» "Ich bin kein Lamm" «
von Jenny Genger
Erst überrascht Hans-Rudolf Wöhrl mit der Übernahme der DBA, dann mit dem Einstieg bei der LTU. Nun verblüfft er die Mitarbeiter mit einem frappierenden Brief.
Seine Auftritte sind filmreif. Die schlagfertigen, flapsigen Bemerkungen des Textilhändlers, Hobbypiloten und Flugliniensammlers Wöhrl haben echten Unterhaltungswert. Jetzt greift der Franke selbst ins Archiv der Kinogeschichte. An den Psychothriller mit dem Kannibalen Hannibal Lecter erinnert ihn der Konkurrenzkampf der Lufthanseaten. Der deutsche Marktführer habe "das Kriegsbeil ausgegraben", ereifert sich Wöhrl in einem Schreiben, das vor ein paar Tagen an alle Mitarbeiter der Ferienfluggesellschaft LTU ging. "Und würde ich das nicht lautstark kundtun, dann wäre dies der X. Teil des ,Schweigens der Lämmer‘."
Aber Wöhrl macht den Mund auf. Nach seinem Einstieg bei der LTU hatte Wöhrl bereits den Angriff auf die weitaus größere Lufthansa verkündet. Das dürfte auch vielen LTU-Mitarbeitern etwas hoch gegriffen erschienen sein, schwante es Wöhrl wohl im Nachhinein, und er griff in die Tasten: Ob diese "Breitseite gegen den Branchenprimus" sein müsse, fragt er einleitend in seinem Schriftstück. Rhetorische Frage. "Ich bin kein Lamm, und bevor ich mich schlachten lasse, werde ich kämpfen. Meine Waffe ist dabei die öffentliche Meinung", begründet Wöhrl die Notwendigkeit.
Es geht nicht um Geld und Macht
Seine Motivation beschreibt er auf viereinhalb DIN-A4-Seiten. "Mit meinen 58 Jahren geht es mir nicht um Geld oder Macht", heißt es da. Dass mit Fluggesellschaften schneller Geld verbrannt als verdient wird, hat der Nürnberger schließlich gelernt.
Seine erste Fluggesellschaft, der Nürnberger Flugdienst (NFD), hielt sich damals nur mit Subventionen des Nürnberger Flughafens über Wasser. Was so unumwunden in einer Jubiläumsschrift des fränkischen Luftfahrtstandorts dokumentiert wird, würde heute die Wettbewerbshüter auf den Plan rufen.
Kostendeckend habe die NFD eben nicht gearbeitet, heißt es da weiter.
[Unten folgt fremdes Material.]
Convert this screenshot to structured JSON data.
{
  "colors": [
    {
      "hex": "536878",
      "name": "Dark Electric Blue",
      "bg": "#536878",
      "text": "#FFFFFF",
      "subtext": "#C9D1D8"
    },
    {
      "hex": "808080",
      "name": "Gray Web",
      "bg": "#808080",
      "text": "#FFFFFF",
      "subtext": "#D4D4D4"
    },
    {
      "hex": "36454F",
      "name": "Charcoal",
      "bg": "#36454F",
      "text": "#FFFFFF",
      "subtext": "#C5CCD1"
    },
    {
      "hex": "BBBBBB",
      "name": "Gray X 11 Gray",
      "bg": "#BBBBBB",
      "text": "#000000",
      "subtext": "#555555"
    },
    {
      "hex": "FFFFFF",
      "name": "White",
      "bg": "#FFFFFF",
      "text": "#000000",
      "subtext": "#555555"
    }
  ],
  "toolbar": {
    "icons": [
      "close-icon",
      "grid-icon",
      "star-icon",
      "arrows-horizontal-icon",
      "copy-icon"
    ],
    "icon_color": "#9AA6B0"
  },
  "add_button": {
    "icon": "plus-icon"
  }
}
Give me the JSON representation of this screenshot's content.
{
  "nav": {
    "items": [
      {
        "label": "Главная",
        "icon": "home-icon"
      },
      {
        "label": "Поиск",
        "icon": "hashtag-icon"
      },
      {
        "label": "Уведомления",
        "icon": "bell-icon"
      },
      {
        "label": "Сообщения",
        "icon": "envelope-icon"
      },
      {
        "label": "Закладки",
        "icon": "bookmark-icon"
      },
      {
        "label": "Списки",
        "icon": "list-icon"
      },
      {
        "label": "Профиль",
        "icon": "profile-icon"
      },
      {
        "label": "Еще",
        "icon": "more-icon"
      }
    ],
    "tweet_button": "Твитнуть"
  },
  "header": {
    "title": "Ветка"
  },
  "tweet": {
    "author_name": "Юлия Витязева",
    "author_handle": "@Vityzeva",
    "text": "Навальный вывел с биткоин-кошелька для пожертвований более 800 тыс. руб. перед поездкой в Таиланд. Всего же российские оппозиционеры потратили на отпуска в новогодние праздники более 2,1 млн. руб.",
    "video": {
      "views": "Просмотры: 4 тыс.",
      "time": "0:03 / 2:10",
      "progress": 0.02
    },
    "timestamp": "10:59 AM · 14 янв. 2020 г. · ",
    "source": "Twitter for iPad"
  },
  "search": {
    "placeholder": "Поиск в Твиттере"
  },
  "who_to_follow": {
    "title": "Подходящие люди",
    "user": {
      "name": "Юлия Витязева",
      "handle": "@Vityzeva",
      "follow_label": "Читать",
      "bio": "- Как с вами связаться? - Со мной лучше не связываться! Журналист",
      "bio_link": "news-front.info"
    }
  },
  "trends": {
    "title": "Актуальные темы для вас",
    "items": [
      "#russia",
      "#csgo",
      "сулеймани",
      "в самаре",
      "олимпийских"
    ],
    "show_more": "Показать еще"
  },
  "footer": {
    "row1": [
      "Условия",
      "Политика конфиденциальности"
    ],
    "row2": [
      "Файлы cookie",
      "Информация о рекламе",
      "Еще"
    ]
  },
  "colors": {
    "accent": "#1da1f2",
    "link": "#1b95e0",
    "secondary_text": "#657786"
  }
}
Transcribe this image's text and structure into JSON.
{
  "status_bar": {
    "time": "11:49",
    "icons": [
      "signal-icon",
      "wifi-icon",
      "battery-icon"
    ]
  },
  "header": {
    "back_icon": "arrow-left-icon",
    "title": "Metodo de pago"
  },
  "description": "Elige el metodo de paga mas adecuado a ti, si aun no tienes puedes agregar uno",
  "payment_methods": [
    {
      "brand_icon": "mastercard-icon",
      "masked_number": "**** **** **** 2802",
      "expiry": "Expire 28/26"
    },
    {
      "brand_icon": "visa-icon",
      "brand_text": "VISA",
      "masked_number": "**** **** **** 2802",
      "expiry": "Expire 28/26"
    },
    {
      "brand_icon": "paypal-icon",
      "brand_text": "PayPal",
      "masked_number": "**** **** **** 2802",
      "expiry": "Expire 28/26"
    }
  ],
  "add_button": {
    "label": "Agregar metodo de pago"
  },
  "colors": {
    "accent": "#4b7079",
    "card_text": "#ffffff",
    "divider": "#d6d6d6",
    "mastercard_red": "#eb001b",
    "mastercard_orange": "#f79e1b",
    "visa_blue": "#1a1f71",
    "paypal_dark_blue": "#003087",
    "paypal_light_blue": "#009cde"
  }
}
Aber auch der spätere Einstieg des Handelskonzerns Karstadt und der britischen Fluggesellschaft Air Europe änderten daran nichts. Die roten Zahlen blieben, Karstadt suchte das Weite, und Air Europe - daran erinnert Wöhrl auch jetzt noch mal in seinem Mitarbeiterbrief - ging in Konkurs.
Festhalten an alten Träumen
Aber Wöhrl hält an seinen Träumen von damals fest. Er habe eine Vision, erklärt er den LTU-Mitarbeitern. "Und sollte es mir gelingen, diese zu verwirklichen, dann haben wir in Deutschland wieder einmal etwas, was es auf der Welt noch nicht gibt." Die erste globale Billigfluggesellschaft schwebt ihm dabei vor. Die Pläne für eine solche "Air Cash & Carry" habe er schon vor 17 Jahren geschmiedet. Fast alles, was erfolgreiche Billigfluggesellschaften wie Ryanair und Easyjet erst Jahre später umsetzten, habe er schon damals konzipiert.
Die LTU-Mitarbeiter müssen hoffen, dass die Vision dieses Mal auch in einem gewinnbringenden Konzept umgesetzt wird. Starke Ansagen allein reichen da nicht. Die taugen allerhöchstens für ein Drehbuch. Die Geschichte indes hätte das Zeug zum Kassenschlager: Kommen darin doch so illustre Persönlichkeiten wie der ehemalige bayrische Ministerpräsident Franz Josef Strauß und Quelle-Gründer Gustav Schickedanz vor, die Wöhrl früher herumflog. Allerdings sind darin auch so tragische Passagen wie der Absturz von drei Maschinen des NFD, bei denen insgesamt 27 Menschen starben.